Of late Alejandro Chaufen makes a point on Catholic Social teaching that I share. He writes:

As a thought experiment, let’s imagine the story of the good Samaritan taking a different twist. Let’s suppose that the Samaritan, upon spotting the badly wounded man, also sees a rich man walking by. Let us then suppose that the Samaritan is a big, powerful man who intimidates the rich man into handing over enough money to pay for the wounded man’s care. The man in need would still receive the help that he so desperately needs, but would the Samaritan still touch our heart, and would he have acted selflessly? Would we remember him as a paragon of Christian virtue and charity?
Jesus had not demanded that the Samaritan take money from strangers on the street by threat of force. That wouldn’t feel right, would it?

The obvious difference, of course, is that in Jesus’ parable, the Samaritan acts voluntarily—out of the goodness of his own heart—whereas in my hypothetical, counterfeit version, the Samaritan engages in an ersatz pseudo-charity by forcing someone else to pay for the good deed that the Samaritan wants to be performed. Is it true charity to be generous with other people’s money?
This is the murky moral territory onto which many Christians stray in the name of “social justice” or the social gospel. The desire to help those in need is laudable, but the means often employed by advocates of “social justice” are not.

Many Christians commit a fundamental error when they call for government to redistribute wealth to the poor, the sick, the needy. Government necessarily introduces the additional factor of compulsion into the equation, as government employs organized force.
If we wouldn’t justify an individual collecting funds for the poor by threatening passersby, then how do we justify government using the threat of fines or imprisonment to extract property from some to give it to others’ In the words of Thomas Jefferson, “It is strangely absurd [to suppose] that a million human beings, collected together, are not under the same moral laws which bind (or liberate) each of them separately.”
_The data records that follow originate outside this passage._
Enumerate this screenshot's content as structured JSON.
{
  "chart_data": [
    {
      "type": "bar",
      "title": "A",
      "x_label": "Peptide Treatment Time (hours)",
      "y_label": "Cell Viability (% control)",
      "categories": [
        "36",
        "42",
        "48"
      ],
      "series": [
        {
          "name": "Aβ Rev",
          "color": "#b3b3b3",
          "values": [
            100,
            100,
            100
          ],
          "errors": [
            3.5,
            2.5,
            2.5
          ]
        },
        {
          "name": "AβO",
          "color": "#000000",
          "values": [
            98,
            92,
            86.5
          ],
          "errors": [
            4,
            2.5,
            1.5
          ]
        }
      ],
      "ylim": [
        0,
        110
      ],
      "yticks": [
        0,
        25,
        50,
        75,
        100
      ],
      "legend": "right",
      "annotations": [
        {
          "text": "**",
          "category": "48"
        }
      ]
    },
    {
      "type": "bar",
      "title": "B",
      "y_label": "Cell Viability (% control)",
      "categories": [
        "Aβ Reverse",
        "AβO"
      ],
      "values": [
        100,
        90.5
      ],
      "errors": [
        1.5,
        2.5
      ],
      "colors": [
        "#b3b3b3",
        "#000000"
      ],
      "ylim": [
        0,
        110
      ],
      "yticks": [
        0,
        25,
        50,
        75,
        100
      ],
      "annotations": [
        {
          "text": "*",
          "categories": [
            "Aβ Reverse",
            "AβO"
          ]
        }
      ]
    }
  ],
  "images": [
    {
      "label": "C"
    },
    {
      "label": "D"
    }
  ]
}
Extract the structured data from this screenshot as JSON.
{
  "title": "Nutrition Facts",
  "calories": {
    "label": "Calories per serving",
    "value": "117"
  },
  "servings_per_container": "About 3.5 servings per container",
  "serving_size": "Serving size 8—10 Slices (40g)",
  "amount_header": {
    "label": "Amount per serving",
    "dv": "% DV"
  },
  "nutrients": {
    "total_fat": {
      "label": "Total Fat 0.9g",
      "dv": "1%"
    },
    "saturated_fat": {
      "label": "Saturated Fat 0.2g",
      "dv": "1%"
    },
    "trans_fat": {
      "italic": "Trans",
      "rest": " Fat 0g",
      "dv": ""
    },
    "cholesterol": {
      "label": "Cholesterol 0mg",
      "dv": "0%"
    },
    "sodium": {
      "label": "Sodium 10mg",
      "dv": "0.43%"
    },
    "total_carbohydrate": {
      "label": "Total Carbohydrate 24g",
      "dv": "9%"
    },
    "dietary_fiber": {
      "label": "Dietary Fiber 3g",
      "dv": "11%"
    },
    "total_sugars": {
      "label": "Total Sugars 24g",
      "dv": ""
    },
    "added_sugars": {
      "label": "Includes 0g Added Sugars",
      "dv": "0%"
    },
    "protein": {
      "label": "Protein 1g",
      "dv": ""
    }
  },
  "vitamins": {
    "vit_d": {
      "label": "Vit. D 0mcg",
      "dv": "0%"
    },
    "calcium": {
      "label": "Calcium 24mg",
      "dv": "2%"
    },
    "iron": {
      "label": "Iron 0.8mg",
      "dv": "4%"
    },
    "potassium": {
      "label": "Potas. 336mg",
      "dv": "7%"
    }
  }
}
This isn’t to say that no collective action should be taken to minister to the poor. Indeed, many churches and various private-sector charities are doing praiseworthy work for those in need, and they merit our financial support. The common factor, though, in these nongovernmental organizations is that participation is voluntary. Nobody compels you to belong to a certain church or contribute to a specific charitable organization. It is your prerogative and choice.
By all means, be charitable. But don’t mix charity with compulsion. Jesus never did.